For the core problem that non-profit journalism will never be able to solve properly is deciding what is worthy. In a business, the customers ultimately decide what is worthy, for better and for worse.
Weber goes on to give examples of the many ways in which the nonprofit model can break down when applied to newspapers.
Does the non-profit newspaper cover sports? Why? How about movies? Surely the market is filling the need for sports and movie coverage. But if not movies, why theatre, or dance, or opera? How about personal finance? Do we need endowed newspapers to give us trendy advice about our personal spending and saving habits, when huge racks of books and countless magazines and Web sites all offer the same trendy advice? As Michael Hirschhorn ably noted in his Atlantic story about the future of the New York Times, the whole lifestyle end of the mainstream newspaper package throws an odd cog into the question of the public good.

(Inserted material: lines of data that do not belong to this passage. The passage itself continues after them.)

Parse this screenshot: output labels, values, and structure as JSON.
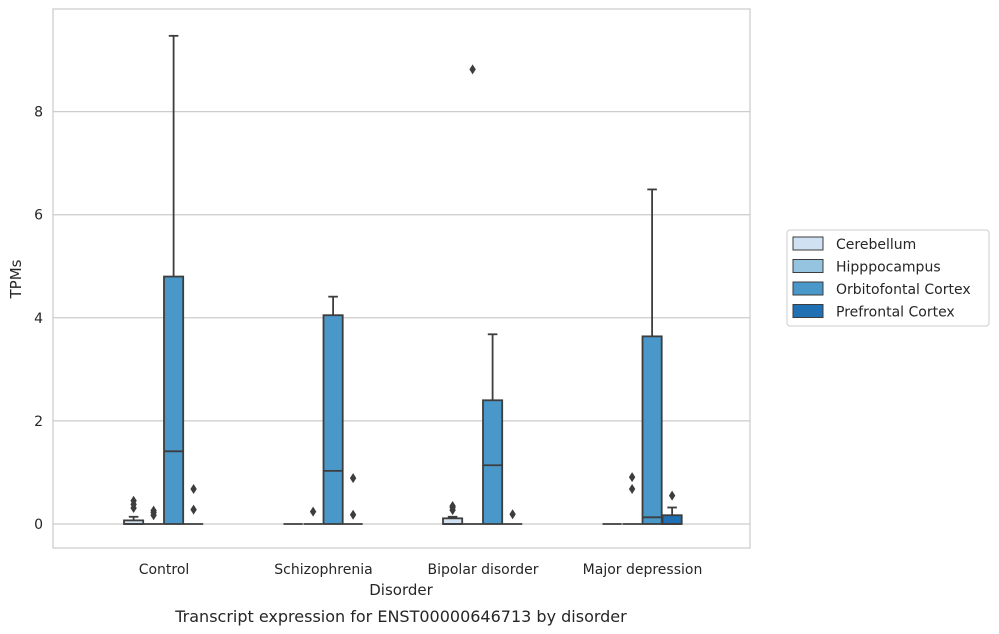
{
  "chart_data": {
    "type": "box",
    "caption": "Transcript expression for ENST00000646713 by disorder",
    "xlabel": "Disorder",
    "ylabel": "TPMs",
    "ylim": [
      -0.45,
      9.9
    ],
    "yticks": [
      0,
      2,
      4,
      6,
      8
    ],
    "grid": "horizontal",
    "legend_position": "right",
    "categories": [
      "Control",
      "Schizophrenia",
      "Bipolar disorder",
      "Major depression"
    ],
    "series": [
      {
        "name": "Cerebellum",
        "color": "#d0e1f2",
        "boxes": [
          {
            "min": 0,
            "q1": 0,
            "median": 0,
            "q3": 0.07,
            "max": 0.14,
            "outliers": [
              0.31,
              0.38,
              0.45
            ]
          },
          {
            "min": 0,
            "q1": 0,
            "median": 0,
            "q3": 0,
            "max": 0,
            "outliers": []
          },
          {
            "min": 0,
            "q1": 0,
            "median": 0,
            "q3": 0.11,
            "max": 0.14,
            "outliers": [
              0.27,
              0.32,
              0.35
            ]
          },
          {
            "min": 0,
            "q1": 0,
            "median": 0,
            "q3": 0,
            "max": 0,
            "outliers": []
          }
        ]
      },
      {
        "name": "Hipppocampus",
        "color": "#94c4df",
        "boxes": [
          {
            "min": 0,
            "q1": 0,
            "median": 0,
            "q3": 0,
            "max": 0,
            "outliers": [
              0.17,
              0.22,
              0.26
            ]
          },
          {
            "min": 0,
            "q1": 0,
            "median": 0,
            "q3": 0,
            "max": 0,
            "outliers": [
              0.24
            ]
          },
          {
            "min": 0,
            "q1": 0,
            "median": 0,
            "q3": 0,
            "max": 0,
            "outliers": [
              8.82
            ]
          },
          {
            "min": 0,
            "q1": 0,
            "median": 0,
            "q3": 0,
            "max": 0,
            "outliers": [
              0.68,
              0.91
            ]
          }
        ]
      },
      {
        "name": "Orbitofontal Cortex",
        "color": "#4a98c9",
        "boxes": [
          {
            "min": 0,
            "q1": 0,
            "median": 1.41,
            "q3": 4.8,
            "max": 9.47,
            "outliers": []
          },
          {
            "min": 0,
            "q1": 0,
            "median": 1.03,
            "q3": 4.05,
            "max": 4.41,
            "outliers": []
          },
          {
            "min": 0,
            "q1": 0,
            "median": 1.14,
            "q3": 2.4,
            "max": 3.68,
            "outliers": []
          },
          {
            "min": 0,
            "q1": 0,
            "median": 0.13,
            "q3": 3.64,
            "max": 6.49,
            "outliers": []
          }
        ]
      },
      {
        "name": "Prefrontal Cortex",
        "color": "#2070b4",
        "boxes": [
          {
            "min": 0,
            "q1": 0,
            "median": 0,
            "q3": 0,
            "max": 0,
            "outliers": [
              0.28,
              0.68
            ]
          },
          {
            "min": 0,
            "q1": 0,
            "median": 0,
            "q3": 0,
            "max": 0,
            "outliers": [
              0.18,
              0.89
            ]
          },
          {
            "min": 0,
            "q1": 0,
            "median": 0,
            "q3": 0,
            "max": 0,
            "outliers": [
              0.19
            ]
          },
          {
            "min": 0,
            "q1": 0,
            "median": 0,
            "q3": 0.17,
            "max": 0.32,
            "outliers": [
              0.55
            ]
          }
        ]
      }
    ]
  }
}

While Weber's post makes a good point here about the need to address the market of reader demand, it ignores the fact that journalists working in newsrooms of for-profit newspapers rarely are confronted with these kinds of decisions - and when they are, they tend to freak out about publisher influence on newsroom decisions.

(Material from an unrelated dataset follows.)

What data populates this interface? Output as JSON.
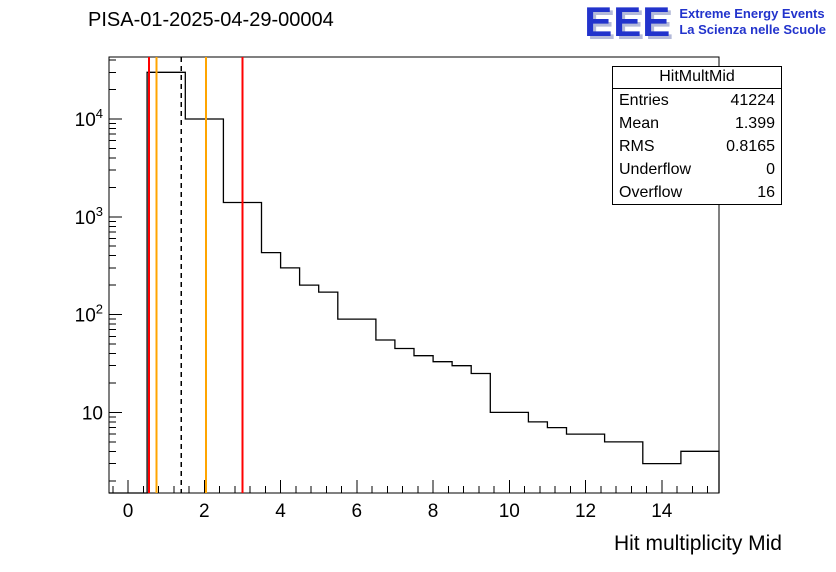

This argument also sets up a straw man with regard to extending the newspaper model to the Web. Not a lot people see nonprofits - especially those operating solely on the Web - replacing every aspect of a newspaper. Rather, nonprofits may be best suited to replace the explanatory, enterprise and investigative journalism that can't be fully underwritten by online advertising.
For that kind of work, "the for-profit model may be broken forever," says Matt James, senior vice president of the Kaiser Family Foundation and a founder of Kaiser Health News.